Switched to proper permutation-invariant baseline from Zaheer et al. 2017:

# Process each neighbor through shared MLP
for i in range(K):
    h_i = neighbor_mlp(neighbors[:, i, :])  # Shared weights

# Aggregate via mean pooling (permutation invariant)
h_neighbors = torch.mean(h_neighbors, dim=1)

Benefits:

  • Permutation invariant (neighbor order doesn’t matter)
  • Handles variable K naturally
  • Standard baseline (CommNet, DGN use similar approach)
  • Fair comparison to GAT (both use aggregation, only GAT has attention)

K=10 For All Architectures

Changed from:

  • MLP: K=5, naive flatten
  • GAT: K=10, attention

To:

  • MLP: K=10, DeepSets (mean pooling)
  • GAT: K=10, Graph Attention
  • GNN: K=10, Graph Convolution

Same K for all. Only architecture differs.

Research question changed from: “Can human-scale fixed attention (K=5 naive flatten) match attention-based models?”

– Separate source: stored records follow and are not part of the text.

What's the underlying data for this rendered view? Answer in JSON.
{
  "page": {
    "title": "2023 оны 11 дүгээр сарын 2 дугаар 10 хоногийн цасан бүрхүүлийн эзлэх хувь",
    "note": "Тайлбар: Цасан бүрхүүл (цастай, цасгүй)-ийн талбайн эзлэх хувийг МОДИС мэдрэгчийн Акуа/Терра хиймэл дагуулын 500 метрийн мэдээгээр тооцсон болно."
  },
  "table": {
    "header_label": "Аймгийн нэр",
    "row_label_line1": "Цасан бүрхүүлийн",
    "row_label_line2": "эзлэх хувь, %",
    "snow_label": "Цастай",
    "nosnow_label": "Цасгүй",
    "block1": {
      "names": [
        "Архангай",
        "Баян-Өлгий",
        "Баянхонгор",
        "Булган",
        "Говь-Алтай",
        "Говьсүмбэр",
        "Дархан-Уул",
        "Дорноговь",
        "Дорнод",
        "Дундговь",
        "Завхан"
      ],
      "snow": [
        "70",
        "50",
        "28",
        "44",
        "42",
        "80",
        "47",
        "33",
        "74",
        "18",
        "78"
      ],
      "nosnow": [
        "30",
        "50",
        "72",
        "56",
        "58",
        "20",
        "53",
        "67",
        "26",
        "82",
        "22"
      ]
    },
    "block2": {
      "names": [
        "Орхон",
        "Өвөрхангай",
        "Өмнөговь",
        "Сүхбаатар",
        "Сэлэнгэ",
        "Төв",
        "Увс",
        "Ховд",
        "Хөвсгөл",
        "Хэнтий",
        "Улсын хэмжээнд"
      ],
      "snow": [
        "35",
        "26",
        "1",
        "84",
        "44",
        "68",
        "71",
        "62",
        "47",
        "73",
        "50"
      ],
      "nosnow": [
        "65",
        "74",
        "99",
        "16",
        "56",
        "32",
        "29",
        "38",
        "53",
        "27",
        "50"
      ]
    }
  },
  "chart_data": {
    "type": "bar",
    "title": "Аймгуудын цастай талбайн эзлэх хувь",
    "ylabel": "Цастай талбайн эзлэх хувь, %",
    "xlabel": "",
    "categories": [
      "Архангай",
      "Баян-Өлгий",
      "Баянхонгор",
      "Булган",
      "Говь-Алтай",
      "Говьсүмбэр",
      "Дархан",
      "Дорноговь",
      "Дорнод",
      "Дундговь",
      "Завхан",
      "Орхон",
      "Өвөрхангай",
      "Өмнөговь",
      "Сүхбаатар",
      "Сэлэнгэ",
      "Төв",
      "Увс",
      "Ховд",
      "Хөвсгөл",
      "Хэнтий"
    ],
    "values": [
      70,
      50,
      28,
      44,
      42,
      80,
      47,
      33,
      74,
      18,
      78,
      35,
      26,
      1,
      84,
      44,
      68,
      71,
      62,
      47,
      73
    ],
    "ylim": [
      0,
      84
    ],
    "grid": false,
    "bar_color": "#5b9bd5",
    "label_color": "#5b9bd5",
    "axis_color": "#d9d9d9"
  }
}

To: “Does the attention mechanism provide benefits over permutation-invariant aggregation (DeepSets) when information is equal?”

Much stronger research.


Why K=10?

Graph Neural Network Standard:

  • K=8-12 is typical in GNN literature (Veličković et al. 2018, Kipf & Welling 2017)
  • Used in DGN, CommNet, and other MARL baselines

Fair Comparison:

  • Same information access for all architectures
  • Only difference is HOW neighbors are processed

Partial Observability Maintained:

  • Stage 3 (8 agents): K=10 sees 7/7 neighbors (100%)
  • Stage 4 (50 agents): K=10 sees 10/49 neighbors (20%)

MLP Stage 1-2 Results

Stage 1: Single Agent

  • MLP DeepSets: ~500 reward
  • GAT: ~500 reward
  • Equal performance

Stage 2: Two-Agent Conflict

  • MLP DeepSets: ~400 policy reward (60 iterations to converge)
  • GAT: ~400 policy reward (8 iterations to converge)
  • Equal peak performance, GAT 7.5x faster convergence

Critical Finding: Sample Efficiency Gap

MLP can match GAT peak performance in simple scenarios but requires significantly more training iterations.

Convergence speed:

  • Stage 2: GAT 7.5x faster
  • Both stable at 2-agent scale

Attention mechanism provides faster learning but not higher asymptotic performance at low agent counts.


Decision

Retrain MLP from scratch with DeepSets. Old K=5 naive flatten results invalid for publication.

Set K=10 for all architectures to ensure fair comparison. Either result is publishable because comparison is fair and methods are proper.